Eines Tages kam eine Frau von der Résistance und wollte sie in die Schweiz bringen. Amira Gezow durfte niemanden sagen, dass sie gehen würde, doch wollte sie sich gerne noch von der netten Familie verabschieden. Durch einen Schmuggler wurden Amira Gezow, ein anderes Mädchen und ein Mann in die Schweiz gebracht. Die Schweizer wollten den Mann nicht aufnehmen, doch Amira behauptete, der Mann sei der einzige Mensch, den sie noch habe. Die Schweizer waren sehr zurückhaltend. Sie kamen in ein Flüchtlingslager bei Genf. Da waren jüdische Kinder und Erwachsene. Amira Gezow fand auch dort Menschen, die ihr halfen. Nach ein paar Monaten wurde sie zu ihren Verwandten gebracht, die sie aufnahmen. Sie fuhr nach Zürich, wo sie dann auch in die Schule ging. Die Verwandten haben alles finanziert. Bis zu ihrem Tod waren sie mit Amira Gezow verbunden.

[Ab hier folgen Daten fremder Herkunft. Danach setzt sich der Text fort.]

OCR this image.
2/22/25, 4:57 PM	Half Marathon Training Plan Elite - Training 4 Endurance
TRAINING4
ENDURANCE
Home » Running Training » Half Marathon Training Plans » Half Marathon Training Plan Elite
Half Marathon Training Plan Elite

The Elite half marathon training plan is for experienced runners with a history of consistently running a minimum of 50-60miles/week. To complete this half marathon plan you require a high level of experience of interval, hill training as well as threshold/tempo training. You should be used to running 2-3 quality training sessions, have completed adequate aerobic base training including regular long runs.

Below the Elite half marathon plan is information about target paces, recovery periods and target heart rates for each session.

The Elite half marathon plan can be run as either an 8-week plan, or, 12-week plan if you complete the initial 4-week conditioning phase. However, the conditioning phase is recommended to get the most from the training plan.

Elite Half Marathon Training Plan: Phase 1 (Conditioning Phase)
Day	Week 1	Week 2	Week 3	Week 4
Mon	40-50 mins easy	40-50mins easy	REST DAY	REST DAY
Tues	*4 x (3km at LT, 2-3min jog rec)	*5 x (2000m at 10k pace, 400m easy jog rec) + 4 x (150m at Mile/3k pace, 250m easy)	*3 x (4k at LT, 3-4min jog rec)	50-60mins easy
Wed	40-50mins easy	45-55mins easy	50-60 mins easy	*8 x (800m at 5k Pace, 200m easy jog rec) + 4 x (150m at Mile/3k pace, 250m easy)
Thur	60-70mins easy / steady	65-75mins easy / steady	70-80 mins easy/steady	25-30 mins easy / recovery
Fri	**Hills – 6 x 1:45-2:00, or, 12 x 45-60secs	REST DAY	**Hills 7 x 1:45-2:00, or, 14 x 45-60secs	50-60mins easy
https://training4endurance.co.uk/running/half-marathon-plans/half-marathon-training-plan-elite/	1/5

Amira Gezow ging in die jüdische Jugendbewegung. Viele der Mitglieder wollten nach Palästina ausreisen, doch Amira Gezow wollte zunächst nicht mitgehen, weil ihr Vater immer gesagt hatte, dort seien Juden, die sich untereinander nicht verstehen. Aber in der Jugendbewegung hat es ihr gut gefallen, und so reiste sie gleich nach dem Kriegsende, Ende Mai 1945, nach Palästina. Mit einem spanischen Schiff fuhr sie zusammen mit ca. 1000 anderen jüdischen Kindern und Jugendlichen und ganz wenigen Erwachsenen von Barcelona nach Haifa. Eigentlich waren die Flüchtlingslager in Haifa, aber ihre Gruppe kam gleich nach Eilon, wo sie seit ihrem ersten Tag in Israel lebt. In Eilon hat Amira Gezow auch ihren Mann kennengelernt und mit ihm zusammen ein neues Leben aufgebaut. Sie haben miteinander vier Kinder, acht Enkel und acht Urenkel. Ihre Eltern mussten zwei Jahre in Auschwitz arbeiten und wurden dann ermordet.